Even if they are surrounded by enemies ready to pounce at their first lapse, public figures can get away with a lot if their misdeeds are only a matter of gossip. The U.S. President, in particular, is well insulated against excessively prying eyes. Warren Harding employed the Secret Service to keep watch over his liaisons in the White House. Franklin Roosevelt's affair with his wife's social secretary, Lucy Mercer, was successfully kept out of print even though it almost broke up his marriage. Washington gossips amused themselves with stories about John Kennedy's attentiveness to pretty girls; yet no hint of scandal emerged to damage his career.

There is a kind of safety in the undocumented rumor. On the other hand, even relatively innocuous events can become damaging once they are matters of public record. Justice Hugo Black's brief, youthful membership in the Ku Klux Klan did nothing to shape his judicial philosophy; yet when Black's Klan affiliation was revealed shortly after his appointment to the Supreme Court, he was almost forced to resign. Nelson Rockefeller had a possible shot at the Republican presidential nomination in 1964. But he was removed from contention when he divorced his wife of 18 years to marry a mother of four, who lost custody of her children by choosing to marry Rocky.

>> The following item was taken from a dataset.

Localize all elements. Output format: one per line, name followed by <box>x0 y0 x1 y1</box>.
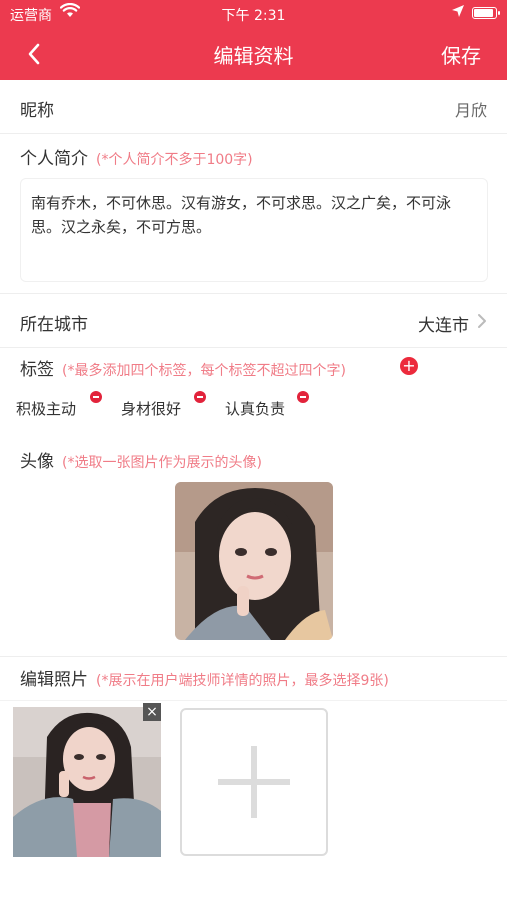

The kind of private behavior that is tolerated in public figures varies considerably from nation to nation. Each country has its own unwritten code of seemly behavior. It would have been acceptable for the Prince of Wales to carry on a discreet affair with Mrs. Wallis Simpson, if he had wanted to; but for him as King Edward VIII to marry a divorced American woman was unthinkable. Class resentment and sexual envy were aroused in the British public by the disclosure that the Tory Secretary of State for War, John Profumo, had fraternized with Christine Keeler and assorted other shady characters. But when Profumo lied about the matter to the House of Commons, he destroyed his standing with the Establishment as well. Such flouting of tradition brought about his own resignation and contributed to a Labor victory the following year.